C’est là que réside tout l’art ! Les langages objets n’en sont que les pinceaux.
Isoler les aspects techniques et les rendre réutilisables est déjà assuré par les nombreuses librairies ou framework fourni avec les langages. On parle d’écosystème maintenant, ça veut tout dire. Smalltalk et ses quelques 140 classes, Win32, Borland C++, Visual C++ et les MFC, dotnet sans compter tous les frameworks tiers puis open-sources venus enrichir l’ensemble ! Il a fallu en digérer pas mal sur les 30 dernières années et ce n’est pas prêt de finir ! On avait nos livres ‘bible’ qui petit à petit n’ont plus que servi à rehausser les écrans, les sites Internet fournissant la documentation des API, les outils AGL tels que Visual Studio devenu DevStudio avec le browser de classes, la complétion automatique puis maintenant les ChatGPT, Copilot, tout cela au service du développeur dans cette jungle de briques et composants.
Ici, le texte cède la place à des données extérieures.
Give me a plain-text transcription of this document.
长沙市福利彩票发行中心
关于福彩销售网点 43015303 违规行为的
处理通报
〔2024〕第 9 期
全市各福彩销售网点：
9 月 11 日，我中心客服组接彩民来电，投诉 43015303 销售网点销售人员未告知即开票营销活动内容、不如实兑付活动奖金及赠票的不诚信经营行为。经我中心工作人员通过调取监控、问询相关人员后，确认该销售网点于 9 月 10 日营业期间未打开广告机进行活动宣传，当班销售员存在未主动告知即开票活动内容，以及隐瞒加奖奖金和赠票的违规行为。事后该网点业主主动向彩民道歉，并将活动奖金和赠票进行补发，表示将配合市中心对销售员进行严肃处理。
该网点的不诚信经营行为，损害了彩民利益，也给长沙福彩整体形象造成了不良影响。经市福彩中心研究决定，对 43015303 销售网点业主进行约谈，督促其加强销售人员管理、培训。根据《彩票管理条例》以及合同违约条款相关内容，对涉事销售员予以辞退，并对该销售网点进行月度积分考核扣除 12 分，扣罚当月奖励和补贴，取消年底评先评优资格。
Ce qui n’a jamais empêché d’introduire, au sein d’un logiciel, ses propres classes techniques, des frameworks « maison » fournissant des abstractions stables sur lesquelles pourront s’appuyer les objets plus spécifiques au domaine du logiciel, à sa vocation, à son métier. Et pour avoir, moi-même, contribué à la mise en place de frameworks techniques tels qu’un ORM (pour assurer la persistance des objets dans une base de données), un système de communication inter-processus, ou un système de gestion de workflow (pour orchestrer les interactions complexes entre de multiples objets), je peux vous dire que c’est un sacré labeur ! Même en s’appuyant sur des frameworks existants ! C’est le prix à payer pour assurer une certaine pérennité à la couche métier, garantir qu’elle ne devienne pas trop dépendante des évolutions des frameworks externes, et surtout n’exposer que le strict nécessaire à leurs besoins…
Est-ce que cela se justifie toujours ? Question épineuse, et il n’y a pas de bonne réponse. Aujourd’hui, peut-être moins, car les frameworks éditeurs ou open source se sont sacrément enrichis. Il y a 15 ou 20 ans, c’était beaucoup moins le cas. Mais quand même : introduire notre propre couche de communication nous a permis de la faire évoluer sans trop de dégâts, d’une implémentation à base de sockets, en passant par le NetRemoting (pourtant fourni par Microsoft, mais volatilisé en plein vol), puis remplacé par SOAP/WCF, lui-même remplacé par REST…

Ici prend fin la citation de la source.